FCA countered by saying said it is withdrawing the offer because of “political conditions in France.”
“FCA remains firmly convinced of the compelling, transformational rationale of a proposal that has been carefully balanced to deliver substantial benefits to all parties. However it has become clear that the political conditions in France do not currently exist for such a combination to proceed successfully,” according to an FCA statement.
More: Fiat Chrysler seeks 50-50 merger with Renault, whose board will study deal ‘with interest’
FCA thanked Renault Chairman Jean-Dominique Senard and CEO Thierry Bolloré as well as the company’s alliance partners Nissan and Mitsubishi for their “constructive engagement.” The company also pledged to deliver on its commitments through its “independent strategy.”
Wednesday marked the second day of meetings for the Renault board, which released its statement early Thursday morning Paris time.
An affirmative decision would have paved the way for the two automakers to begin exploring the details of what a merged company would look like. It would not represent a final vote on the merger, which could have taken more than a year to complete.
FCA proposed a 50-50 merger with Renault on May 27, saying it would create the world’s third-largest automaker and save $5.6 billion annually.
Concerns about maintaining a voice in the new entity from the French government, which owns a 15% stake in Renault, were said to be at issue, but Reuters reported Tuesday that a resolution had been reached. Tensions with Nissan had also flared, with that company’s CEO, Hiroto Saikawa, saying Monday that a full FCA-Renault merger “would require a fundamental review” of the Nissan-Renault relationship.
Worries about maintaining jobs has also been a focus for both government and labor leaders in Europe.
FCA’s proposal, however, said the deal’s benefits would not be dependent on closing plants but could be achieved through more efficient investments in vehicle platforms, powertrains and technologies.

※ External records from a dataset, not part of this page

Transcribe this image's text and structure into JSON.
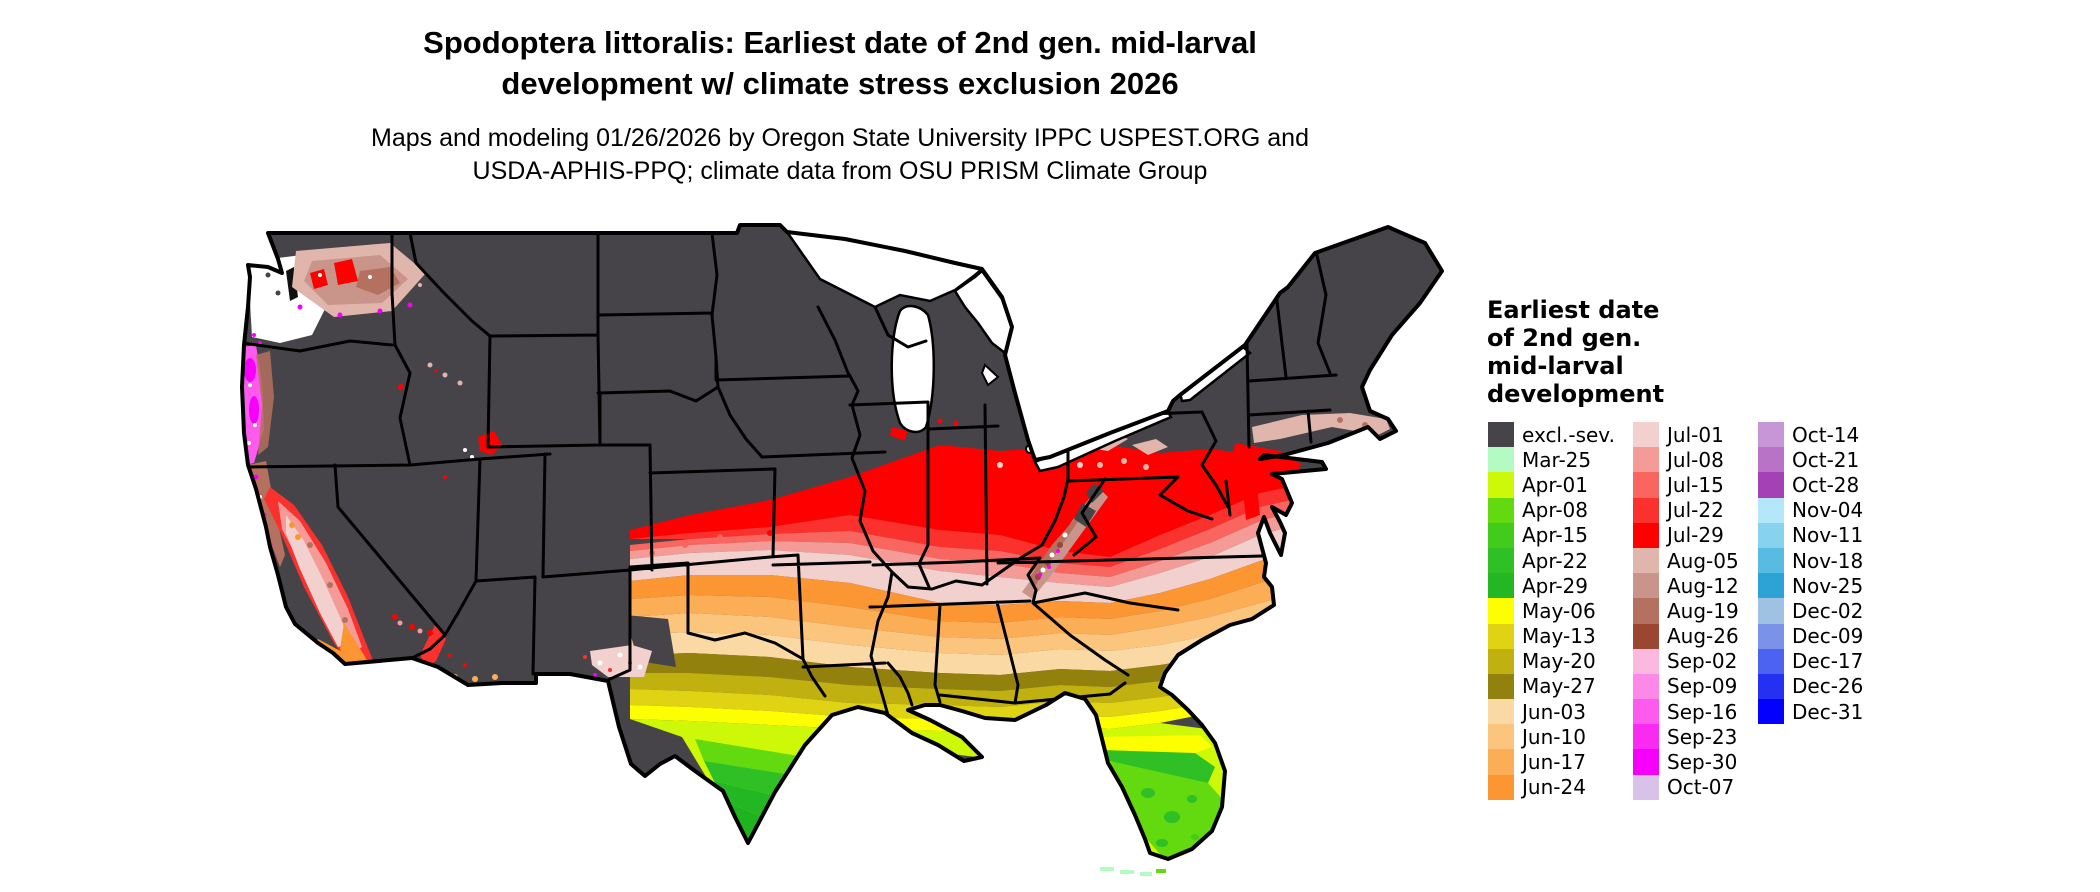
{
  "header": {
    "title_line1": "Spodoptera littoralis: Earliest date of 2nd gen. mid-larval",
    "title_line2": "development w/ climate stress exclusion 2026",
    "subtitle_line1": "Maps and modeling 01/26/2026 by Oregon State University IPPC USPEST.ORG and",
    "subtitle_line2": "USDA-APHIS-PPQ; climate data from OSU PRISM Climate Group"
  },
  "legend": {
    "title_line1": "Earliest date",
    "title_line2": "of 2nd gen.",
    "title_line3": "mid-larval",
    "title_line4": "development",
    "columns": [
      [
        {
          "label": "excl.-sev.",
          "color": "#474449"
        },
        {
          "label": "Mar-25",
          "color": "#B4FBC3"
        },
        {
          "label": "Apr-01",
          "color": "#CDF807"
        },
        {
          "label": "Apr-08",
          "color": "#63DA0F"
        },
        {
          "label": "Apr-15",
          "color": "#41CC1C"
        },
        {
          "label": "Apr-22",
          "color": "#2FC026"
        },
        {
          "label": "Apr-29",
          "color": "#23B723"
        },
        {
          "label": "May-06",
          "color": "#FDFF00"
        },
        {
          "label": "May-13",
          "color": "#E0D313"
        },
        {
          "label": "May-20",
          "color": "#C0B010"
        },
        {
          "label": "May-27",
          "color": "#93810E"
        },
        {
          "label": "Jun-03",
          "color": "#FBD9A4"
        },
        {
          "label": "Jun-10",
          "color": "#FCC57E"
        },
        {
          "label": "Jun-17",
          "color": "#FCAE57"
        },
        {
          "label": "Jun-24",
          "color": "#FB9632"
        }
      ],
      [
        {
          "label": "Jul-01",
          "color": "#F2D0CE"
        },
        {
          "label": "Jul-08",
          "color": "#F49B97"
        },
        {
          "label": "Jul-15",
          "color": "#F9665F"
        },
        {
          "label": "Jul-22",
          "color": "#FB312E"
        },
        {
          "label": "Jul-29",
          "color": "#FE0000"
        },
        {
          "label": "Aug-05",
          "color": "#E0B6AC"
        },
        {
          "label": "Aug-12",
          "color": "#C9958A"
        },
        {
          "label": "Aug-19",
          "color": "#B4715F"
        },
        {
          "label": "Aug-26",
          "color": "#9A4631"
        },
        {
          "label": "Sep-02",
          "color": "#FCB9DF"
        },
        {
          "label": "Sep-09",
          "color": "#FC88E8"
        },
        {
          "label": "Sep-16",
          "color": "#FC5BEE"
        },
        {
          "label": "Sep-23",
          "color": "#FA2BF0"
        },
        {
          "label": "Sep-30",
          "color": "#F700FB"
        },
        {
          "label": "Oct-07",
          "color": "#D9C2E7"
        }
      ],
      [
        {
          "label": "Oct-14",
          "color": "#C796D7"
        },
        {
          "label": "Oct-21",
          "color": "#B973C6"
        },
        {
          "label": "Oct-28",
          "color": "#A341B5"
        },
        {
          "label": "Nov-04",
          "color": "#B5E7FB"
        },
        {
          "label": "Nov-11",
          "color": "#87D2EE"
        },
        {
          "label": "Nov-18",
          "color": "#57BBE2"
        },
        {
          "label": "Nov-25",
          "color": "#2DA3D5"
        },
        {
          "label": "Dec-02",
          "color": "#9FC2E2"
        },
        {
          "label": "Dec-09",
          "color": "#7A92E8"
        },
        {
          "label": "Dec-17",
          "color": "#4C62F0"
        },
        {
          "label": "Dec-26",
          "color": "#2430F2"
        },
        {
          "label": "Dec-31",
          "color": "#0400FE"
        }
      ]
    ]
  }
}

Experts, however, have questioned that, especially because many of the companies’ plants in Europe are operating below capacity.
“The problem is that a merger makes little sense without job cuts. Without cuts, the resulting company would be an inefficient, bloated hippopotamus of a company,” Erik Gordon, a law professor at the University of Michigan’s Ross School of Business, told the Free Press last week.
The UAW weighed in on the proposal Tuesday:
“As with any merger of companies, the UAW is first and foremost concerned how this will impact our members. FCA leadership has stated to us that this action will not result in any closure of our represented locations. We will continue to discuss with FCA what changes this merger will bring to the business and look forward to the upcoming negotiations later this summer,” according to a statement from UAW spokesman Brian Rothenberg.
The Free Press was told the proposal would not affect FCA’s planned major expansion in east Detroit, including a new Jeep plant and 5,000 jobs in the metro area.
Rebecca Lindland, an industry expert who writes at www.rebeccadrives.com, offered her take on the collapse of the merger effort.
“This is a missed opportunity for these manufacturers to consolidate costs and streamline businesses at a time when investments and costs are rising,” Lindland said.
After the proposal was announced last week, FCA CEO Mike Manley sold $3.5 million worth of his FCA shares, according to Automotive News Europe, which noted that “Manley declared the sale in a filing to the Dutch financial markets authority, AFM. FCA is a Dutch-registered corporation.”
The publication noted that “FCA managers are not formally obliged to keep shares for a certain time.”